We can use seq to create the index of alternating columns, loop along and then subset the dataset

lst1 <- lapply(seq(1, ncol(df1), by=2), function(i) 
                   df1[i: pmin((i+1), ncol(df1))])

Or use split

 lst2 <- lapply(split(seq_along(df1),as.numeric(gl(ncol(df1), 
           2, ncol(df1)))), function(i) df1[i])

If we need 5 individual datasets in the global environment, use list2env (not recommended though)

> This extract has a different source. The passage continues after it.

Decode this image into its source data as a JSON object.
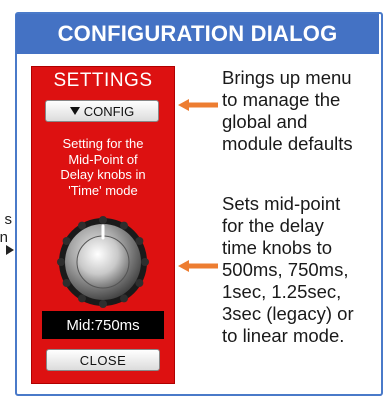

list2env(setNames(lst1, paste0("newdf", seq_along(lst1))),
           envir=.GlobalEnv)

data

df1 <- structure(list(V1 = c(1L, 11L, 21L, 31L, 41L, 51L, 61L, 71L, 
81L, 91L), V2 = c(2L, 12L, 22L, 32L, 42L, 52L, 62L, 72L, 82L, 
92L), V3 = c(3L, 13L, 23L, 33L, 43L, 53L, 63L, 73L, 83L, 93L), 
    V4 = c(4L, 14L, 24L, 34L, 44L, 54L, 64L, 74L, 84L, 94L), 
    V5 = c(5L, 15L, 25L, 35L, 45L, 55L, 65L, 75L, 85L, 95L), 
    V6 = c(6L, 16L, 26L, 36L, 46L, 56L, 66L, 76L, 86L, 96L), 
    V7 = c(7L, 17L, 27L, 37L, 47L, 57L, 67L, 77L, 87L, 97L), 
    V8 = c(8L, 18L, 28L, 38L, 48L, 58L, 68L, 78L, 88L, 98L), 
    V9 = c(9L, 19L, 29L, 39L, 49L, 59L, 69L, 79L, 89L, 99L), 
    V10 = c(10L, 20L, 30L, 40L, 50L, 60L, 70L, 80L, 90L, 100L
    )), .Names = c("V1", "V2", "V3", "V4", "V5", "V6", "V7", 
"V8", "V9", "V10"), class = "data.frame", row.names = c(NA, -10L
))

2 Comments

But then even if I do this, it is forming a list with 5 elements not in the expected format (with V1 & V2 as seperate dataframe and V3 & V4 and so on...) It's forming a list of 5 elements, where each element contains the two columns but in row format..
@LearneR As I understand you need a data.frame with V1, V2 as columns, similarly another one with V3, V4 etc. I get a list of 5 data.frames with 2 columns each. I assume that your input dataset is a data.frame.